Zitat: Als Journalist interessierte er sich für Menschen, die sich abseits der ausgetretenen Pfade bewegten: die unbemerkten Wanderer in den Schluchten von New York, die Brückenarbeiter in schwindelnder Höhe, die exzentrischen Bartelbys in den Redaktionen der New York Times, die Kinder der Mafia, die Schmuggler illegaler Literatur, die gescheiterten Studentinnen in den Massagesalons […]. Doch selbst für einen Menschen wie Talese, der stolz war auf seine Fähigkeit, unerträgliche Gesellschaft lange erdulden zu können, wenn er davon überzeugt war, zu guter Letzt mit einer guten Geschichte belohnt zu werden, gab es Grenzen. 
Taleses Ehe zerbrach trotz all seiner offensiven Recherchen nicht.
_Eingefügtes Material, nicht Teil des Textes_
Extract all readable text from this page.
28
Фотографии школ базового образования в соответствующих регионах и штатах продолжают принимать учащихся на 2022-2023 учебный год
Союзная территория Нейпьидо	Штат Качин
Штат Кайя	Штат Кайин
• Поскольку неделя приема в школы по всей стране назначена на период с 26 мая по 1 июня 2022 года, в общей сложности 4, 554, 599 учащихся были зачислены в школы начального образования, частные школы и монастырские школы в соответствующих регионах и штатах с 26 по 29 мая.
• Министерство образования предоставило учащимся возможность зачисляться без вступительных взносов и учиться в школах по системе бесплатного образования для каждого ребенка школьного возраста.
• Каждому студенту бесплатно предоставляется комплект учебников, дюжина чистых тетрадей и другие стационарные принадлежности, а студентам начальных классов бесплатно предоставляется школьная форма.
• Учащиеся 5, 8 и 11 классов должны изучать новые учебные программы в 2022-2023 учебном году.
Ob monogame Lebensweise und erfüllte Sexualität doch zusammenpassen? Auch wenn vieles in diesem Buch sehr klar ausgesprochen wird, die Antwort auf diese Frage, heute so aktuell wie in den 1980er-Jahren, bleibt uns Talese allerdings schuldig.

Gay Talese Du sollst begehren – Auf den Spuren der sexuellen Revolution, aus dem Amerikanischen von Gustav Stirner (Rogner & Bernhard)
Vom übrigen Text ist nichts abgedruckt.